Cornea is the foremost part of the eye for transmitting and focusing extraocular light into the eye. On the ocular surface, excessive light exposure leads to a photo-oxidative reaction and potential photodamage, including apoptosis, suppression of motility, and further long-term effects on aging-related gene expression [[1], [2], [3]]. With different semiconductor materials, commercial light-emitting diodes (LEDs) exhibit various colors in a narrow band of wavelengths ranging from ultraviolet A (UVA) at 365 nm to infrared (IR) at 850 nm with their corresponding photoenergies.

LED lights are widely used for illuminations, medicine, agriculture, and clinical diagnostic and therapeutic devices [[4], [5], [6], [7], [8], [9]]. Photobiomodulation (PBM) is the intentional use of a low-power laser or LED in the visible and near-infrared light spectra as a medical treatment for living biological tissues [[9], [10], [11], [12], [13], [14]]. The biological effects of LED-induced PBM begin with the interaction of radiation photons with specific endogenous photoacceptors [15]. This subsequently increases ATP production in the mitochondria.

Cellular maturation and senescence are key drivers of disease pathogenesis and could be targeted as therapeutic strategies [16]. The TJ structure is a critical multiprotein complex between epithelial cells that build the cell barrier and maintain cell polarity [17,18]. The TJ framework is primarily composed of transmembrane proteins, including claudin-1 (CLDN1), claudin-4 (CLDN4), occludin (OCLN), junctional adhesion molecules, and angulins. Additionally, there are soluble peripheral cytoplasmic proteins represented by zonula occludens (ZOs; ZO-1, ZO-2, and ZO-3). Their expressions are regulated by intracellular regulatory proteins influenced by diverse phosphorylation pathways [19,20], and extracellular factors emanating from relevant cells [21]. The formation of TJ structures in epithelial cells requires the regulation of a series of intracellular signaling pathways, including those involving secondary messengers [[22], [23], [24], [25]] and TJ-associated proteins, by gene transcription, protein translation, and post-translational modification [26]. Among the required factors for TJ formation, increasing intracellular secondary messengers, such as adenosine 3′,5′-cyclic monophosphate (cAMP) [22,23] and calcium ions (Ca2+) [24,25], strengthens the TJ structure. Like secondary messengers, protein kinase A (PKA) is a downstream acceptor and is activated mainly by cAMP to regulate TJ-associated proteins and determine whether the TJ structure can be completely formed as a functional and integral barrier on epithelial and endothelial layers. Between PKA and TJ structure, vasodilator-stimulated phosphoprotein (VASP) phosphorylated by PKA, is also an important signal for membrane localization [27,28]. Generally, VASP plays a role in cell adhesion and motility through dynamic actin assembly at the leading front of migrating cells. In TJ structure, colocalization of the ZO-1 with VASP or phosphorylated VASP delineated the regulatory effect of VASP on ZO-1 [29,30]. These findings suggest that ZO-1 can be regulated by active VASP. However, dysfunction or reduction of any of the TJ modulating proteins, including cAMP, PKA, VASP, and ZOs, might directly interfere with physiological functions.

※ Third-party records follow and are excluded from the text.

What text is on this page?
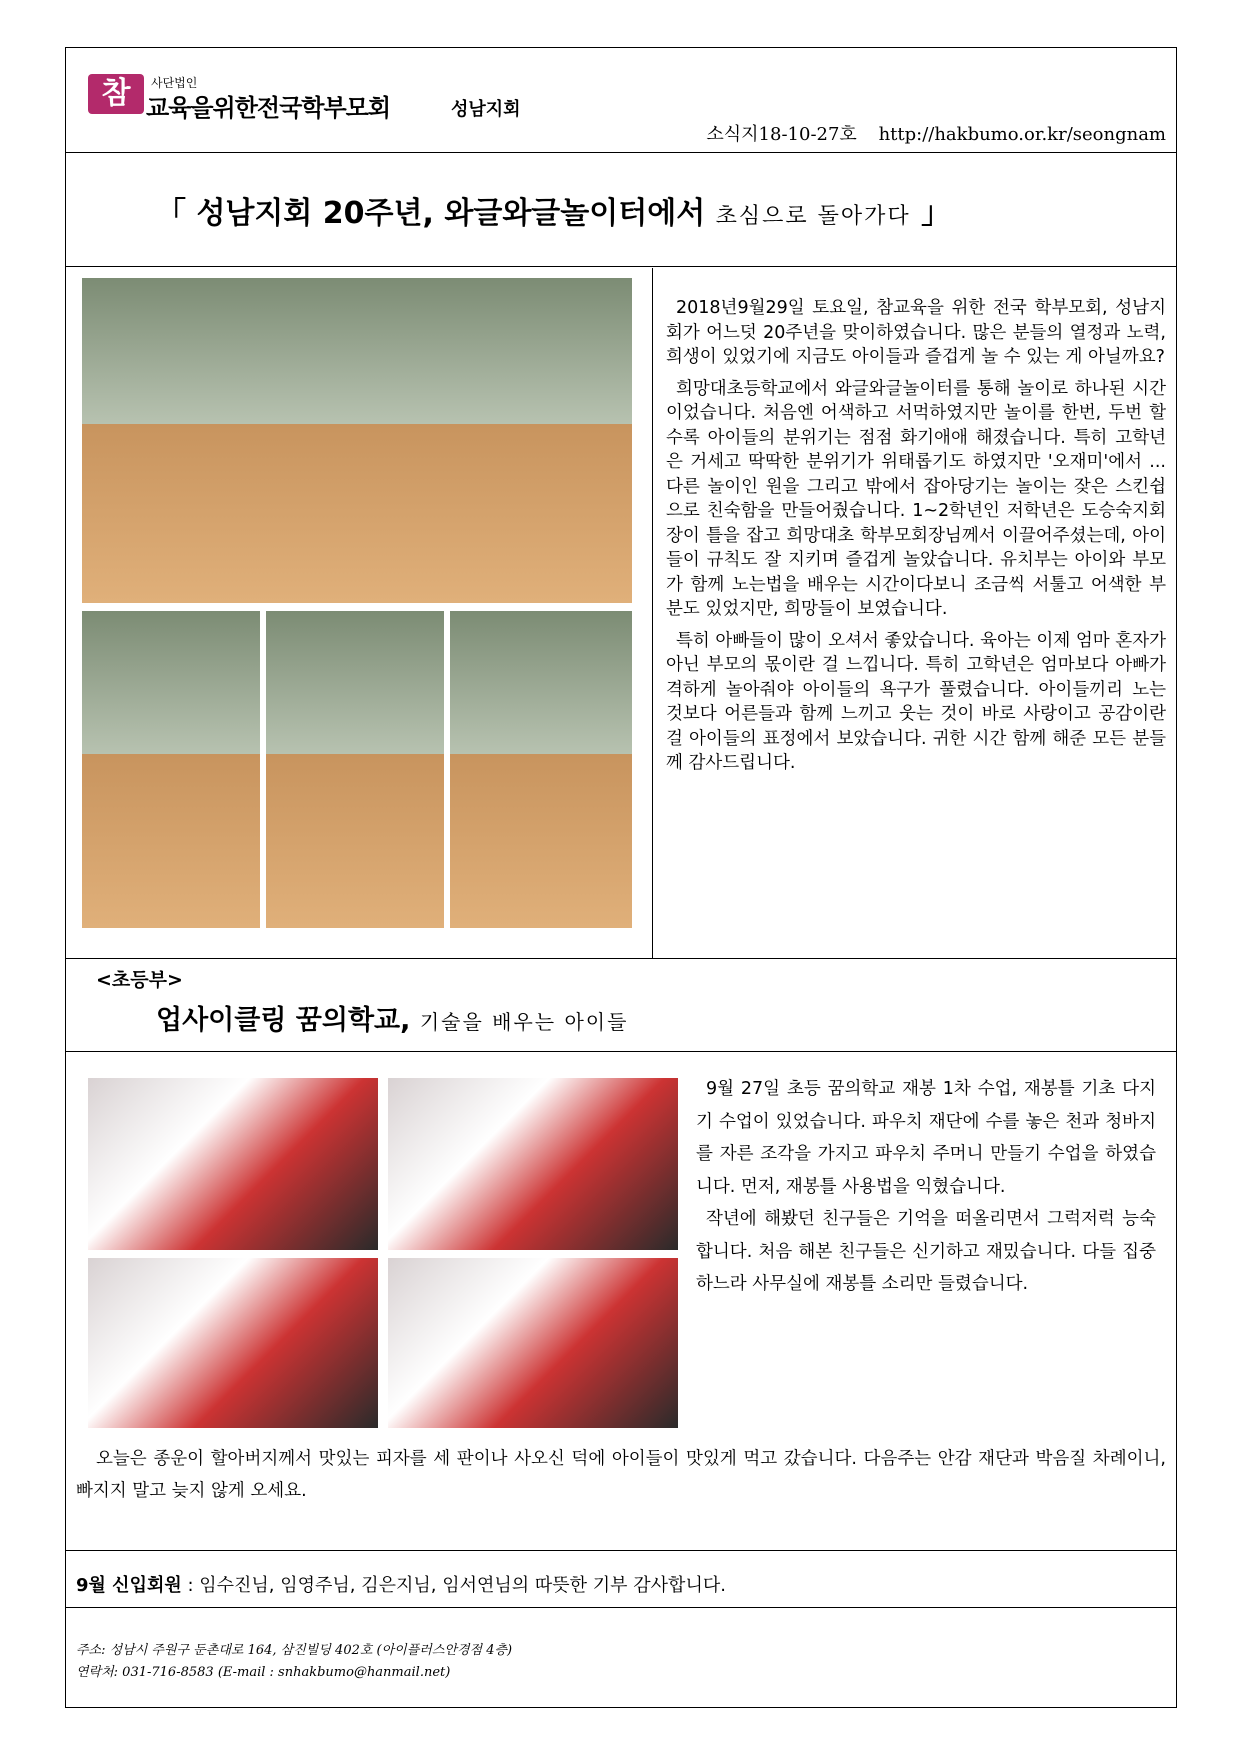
참	사단법인
교육을위한전국학부모회	성남지회
소식지18-10-27호 http://hakbumo.or.kr/seongnam
「 성남지회 20주년, 와글와글놀이터에서 초심으로 돌아가다 」

2018년9월29일 토요일, 참교육을 위한 전국 학부모회, 성남지회가 어느덧 20주년을 맞이하였습니다. 많은 분들의 열정과 노력, 희생이 있었기에 지금도 아이들과 즐겁게 놀 수 있는 게 아닐까요?

희망대초등학교에서 와글와글놀이터를 통해 놀이로 하나된 시간이었습니다. 처음엔 어색하고 서먹하였지만 놀이를 한번, 두번 할수록 아이들의 분위기는 점점 화기애애 해졌습니다. 특히 고학년은 거세고 딱딱한 분위기가 위태롭기도 하였지만 '오재미'에서 ... 다른 놀이인 원을 그리고 밖에서 잡아당기는 놀이는 잦은 스킨쉽으로 친숙함을 만들어줬습니다. 1~2학년인 저학년은 도승숙지회장이 틀을 잡고 희망대초 학부모회장님께서 이끌어주셨는데, 아이들이 규칙도 잘 지키며 즐겁게 놀았습니다. 유치부는 아이와 부모가 함께 노는법을 배우는 시간이다보니 조금씩 서툴고 어색한 부분도 있었지만, 희망들이 보였습니다.

특히 아빠들이 많이 오셔서 좋았습니다. 육아는 이제 엄마 혼자가 아닌 부모의 몫이란 걸 느낍니다. 특히 고학년은 엄마보다 아빠가 격하게 놀아줘야 아이들의 욕구가 풀렸습니다. 아이들끼리 노는 것보다 어른들과 함께 느끼고 웃는 것이 바로 사랑이고 공감이란걸 아이들의 표정에서 보았습니다. 귀한 시간 함께 해준 모든 분들께 감사드립니다.

<초등부>
업사이클링 꿈의학교, 기술을 배우는 아이들

9월 27일 초등 꿈의학교 재봉 1차 수업, 재봉틀 기초 다지기 수업이 있었습니다. 파우치 재단에 수를 놓은 천과 청바지를 자른 조각을 가지고 파우치 주머니 만들기 수업을 하였습니다. 먼저, 재봉틀 사용법을 익혔습니다.

작년에 해봤던 친구들은 기억을 떠올리면서 그럭저럭 능숙합니다. 처음 해본 친구들은 신기하고 재밌습니다. 다들 집중하느라 사무실에 재봉틀 소리만 들렸습니다.

오늘은 종운이 할아버지께서 맛있는 피자를 세 판이나 사오신 덕에 아이들이 맛있게 먹고 갔습니다. 다음주는 안감 재단과 박음질 차례이니, 빠지지 말고 늦지 않게 오세요.

9월 신입회원 : 임수진님, 임영주님, 김은지님, 임서연님의 따뜻한 기부 감사합니다.
주소: 성남시 주원구 둔촌대로 164, 삼진빌딩 402호 (아이플러스안경점 4층)
연락처: 031-716-8583 (E-mail : snhakbumo@hanmail.net)
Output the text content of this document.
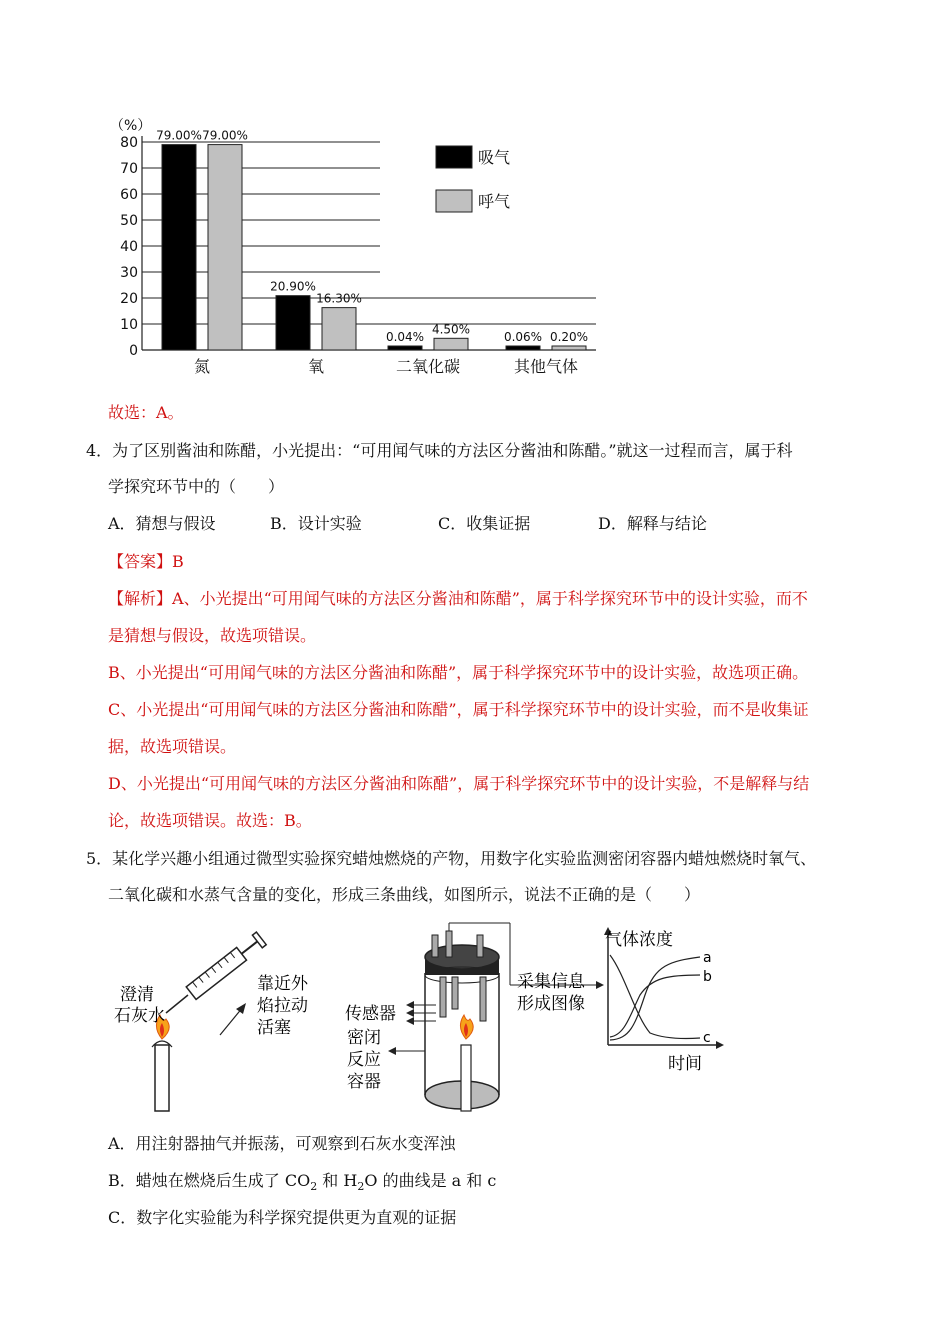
0
10
20
30
40
50
60
70
80
（%）
79.00% 79.00%
氮
20.90%
16.30%
氧
0.04%
4.50%
二氧化碳
0.06% 0.20%
其他气体
吸气
呼气
故选：A。
4．为了区别酱油和陈醋，小光提出：“可用闻气味的方法区分酱油和陈醋。”就这一过程而言，属于科
学探究环节中的（　　）
A．猜想与假设	B．设计实验	C．收集证据	D．解释与结论
【答案】B
【解析】A、小光提出“可用闻气味的方法区分酱油和陈醋”，属于科学探究环节中的设计实验，而不
是猜想与假设，故选项错误。
B、小光提出“可用闻气味的方法区分酱油和陈醋”，属于科学探究环节中的设计实验，故选项正确。
C、小光提出“可用闻气味的方法区分酱油和陈醋”，属于科学探究环节中的设计实验，而不是收集证
据，故选项错误。
D、小光提出“可用闻气味的方法区分酱油和陈醋”，属于科学探究环节中的设计实验，不是解释与结
论，故选项错误。故选：B。
5．某化学兴趣小组通过微型实验探究蜡烛燃烧的产物，用数字化实验监测密闭容器内蜡烛燃烧时氧气、
二氧化碳和水蒸气含量的变化，形成三条曲线，如图所示，说法不正确的是（　　）
澄清
石灰水
靠近外
焰拉动
活塞
传感器
密闭
反应
容器
采集信息
形成图像
气体浓度
时间
a
b
c
A．用注射器抽气并振荡，可观察到石灰水变浑浊
B．蜡烛在燃烧后生成了 $CO_2$ 和 $H_2O$ 的曲线是 a 和 c
C．数字化实验能为科学探究提供更为直观的证据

The commonly investigated themes on the impact of LED on daily irradiation include blue light on the retina [[31], [32], [33]] as well as UV in skin cells [34,35] and retinal cells [31,36]. Large epidemiologic studies demonstrate that the use of blue-blocking intraocular lenses does not reduce the risk or progression of age-related macular degeneration [37]. They have debunked the notion of the light hazard, refuting the idea that blue light is highly toxic to the retina [[31], [32], [33]]. In contrast, therapeutic PBM has been popularized in both the clinical setting and for use in home devices [9,10]. Currently, intense pulsed light (IPL), whose emission wavelength ranges from 500 nm to 1200 nm, is commonly used for treatment of meibomian gland dysfunction due to the high prevalence of dry eyes [[38], [39], [40], [41]]. The bright light applied during each pulse of IPL treatment traversed the corneal epithelium of dry eye patients. Whether IPL light also modulate corneal epithelial change in dry eye is not studied. Diabetes mellitus-related corneal epithelial dysfunction leads to delayed wound healing in corneal epithelial cells and impaired the tight-junction (TJ) formation [42]. Dry eye related hyperosmolar stress disrupted TJ proteins ZO-1 and occludin [13]. It is thus crucial to understand the cellular effects of different LEDs on ocular surface cells and to explore the potential of PBM for corneal treatment. Therefore, we evaluated the general characteristics of LED lights to demonstrate their cellular effects under non-lethal exposure conditions. Herein, we showed both the formation process and regulatory mechanism of TJ structures in cultivated human corneal epithelial cells (HCEs). We further investigated the critical factors involved in TJ formation in HCEs after non-lethal LED exposure.